Figure two: A timeline of tower transactions, joint ventures and towerco activity in MENA
IHS setting up operations in MENA
It is evident that Zain choose IHS due to their operational experience in a range of diverse markets. Sam Darwish, Chairman and Group CEO at IHS recently told TowerXchange “Investing in the Middle East is another important step in our growth strategy to apply the expertise and capabilities that we have developed over the past 18 years to additional global markets.”
Given the success and expertise of IHS Towers on a global scale, the towerco is well position to share know-how and best practice with MNOs in the region. Duplicating their success in other markets in MENA will be a key for the towerco. Sam Darwish, Chairman and Group CEO explained IHS will be introducing “Network Operating Centres to optimise solutions, radio-frequency planning teamwork with specific operators, as well as innovative tower solutions e.g. in-building solutions, street furniture antenna and camouflage towers in urban areas, the roll-out of fibre to support MNO customers’ digital solutions and a myriad of green energy solutions”.
What does the deal mean for Kuwait?
There are three MNOs in the Kuwaiti market where intense price competition has driven data costs down drastically, putting pressure on the country’s operators. Decreasing ARPU has made justifying investment in rolling out new sites tough, with each MNO focussing on implementing cost optimisation initiatives to enable 5G roll-outs where mobile 5G-networks are imminent.
The entrance of a towerco will provide a more cost effective means to expand networks in a market where infrastructure sharing has been limited to date. There are approximately 4,020 towers in the Kuwaiti market with significant parallel infrastructure existing. We expect Build-to-Suit (BTS) to play a significant role in IHS’ business model in the country. Sam Darwish Chairman and Group CEO, IHS recently told TowerXchange “the lessons we are bringing to this market first and foremost include helping MNOs become comfortable with the tower sharing model”.
Having reached and failed to overcome regulatory hurdles in Saudi Arabia, it would seem the wind has turned for IHS who look set to be a key player in the emerging MENA tower market. The independent towerco has worked hard to enter the Middle East region for some time and needless to say has invested a considerable amount of human resource and capital to get to this point.

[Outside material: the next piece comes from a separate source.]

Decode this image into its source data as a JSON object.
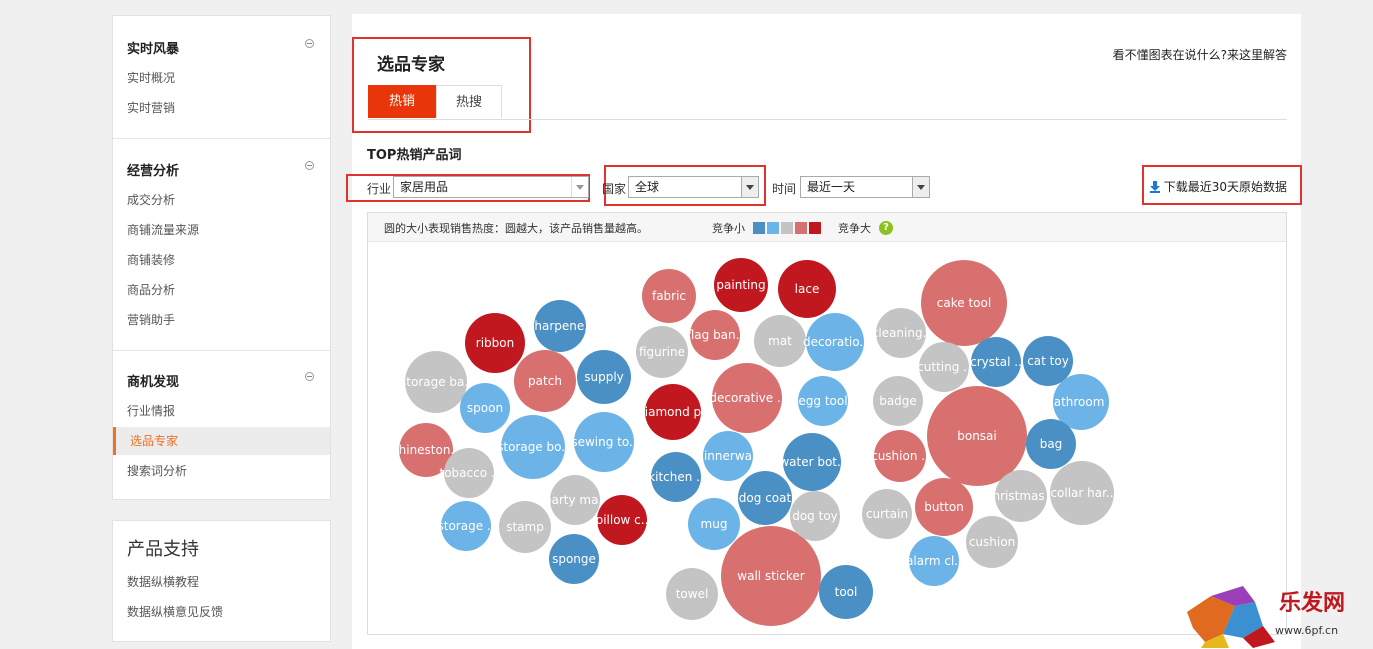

As the roll-out of 5G services continues across the MENA region, IHS are poised to help MNOs achieve their objectives. In a previous interview Sam Darwish informed TowerXchange “we are well-placed to serve the increasing demands of a tech-savvy, data hungry population.” This deal is not only a landmark moment for Kuwait and the MENA region but also for IHS in demonstrating their commitment to the region and solid growth in their global portfolio.

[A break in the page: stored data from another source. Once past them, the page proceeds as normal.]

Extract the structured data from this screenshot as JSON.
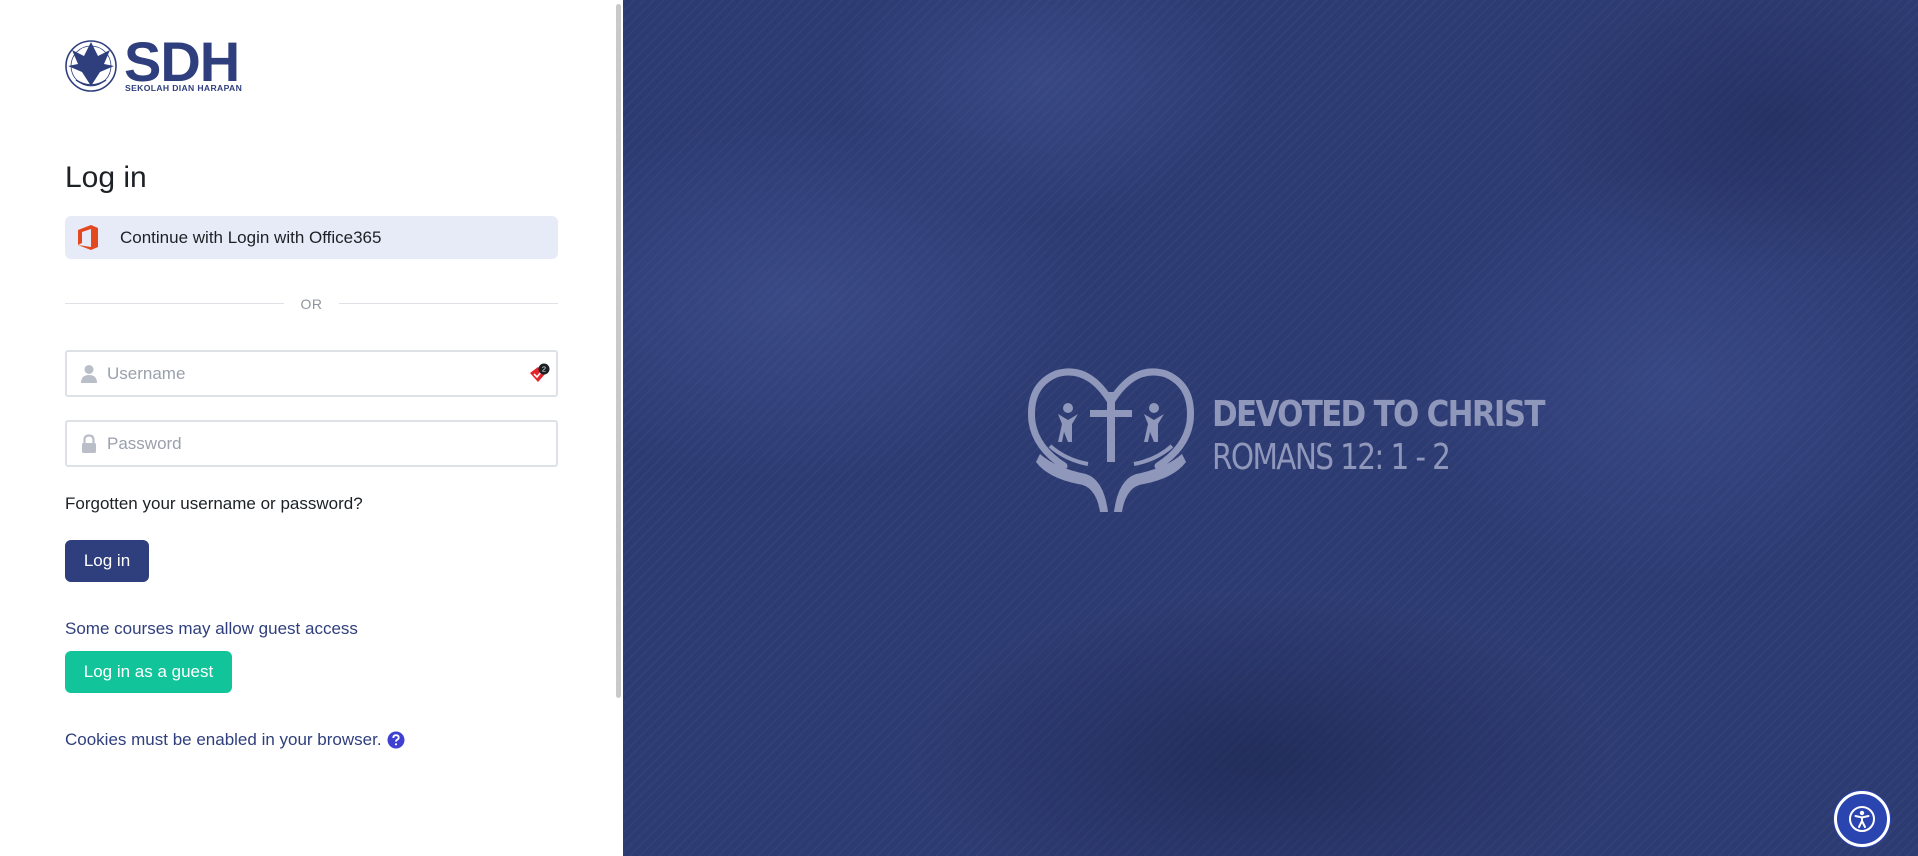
{
  "brand": {
    "logo_text": "SDH",
    "logo_subtitle": "SEKOLAH DIAN HARAPAN",
    "primary_color": "#2f3f7d",
    "accent_color": "#11c49a"
  },
  "login": {
    "title": "Log in",
    "oauth_button_label": "Continue with Login with Office365",
    "oauth_icon": "office365-icon",
    "divider_text": "OR",
    "username_placeholder": "Username",
    "username_value": "",
    "password_placeholder": "Password",
    "password_value": "",
    "password_manager_badge": "2",
    "forgot_link": "Forgotten your username or password?",
    "submit_label": "Log in"
  },
  "guest": {
    "info_text": "Some courses may allow guest access",
    "button_label": "Log in as a guest"
  },
  "cookies": {
    "notice_text": "Cookies must be enabled in your browser.",
    "help_icon": "question-circle-icon"
  },
  "hero": {
    "motto_line1": "DEVOTED TO CHRIST",
    "motto_line2": "ROMANS 12: 1 - 2"
  },
  "accessibility": {
    "button_icon": "accessibility-person-icon"
  }
}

For Zain Group one can expect their tower divestment strategy to spread to other markets. The operator retains an appetite to monetise its Saudi sites and remains focused on its digital growth strategy. Vice-Chairman and Group CEO, Bader Al-Kharafi, Zain commented “Zain is mobilising resources to capitalise on the enormous opportunity that 5G technology provides, creating vast opportunities in the value chain proposition in numerous industries, especially with regard to Enterprise (B2B) services to government and businesses of all sizes. We believe 5G will push the telecom sector to a new and exciting phase of growth.”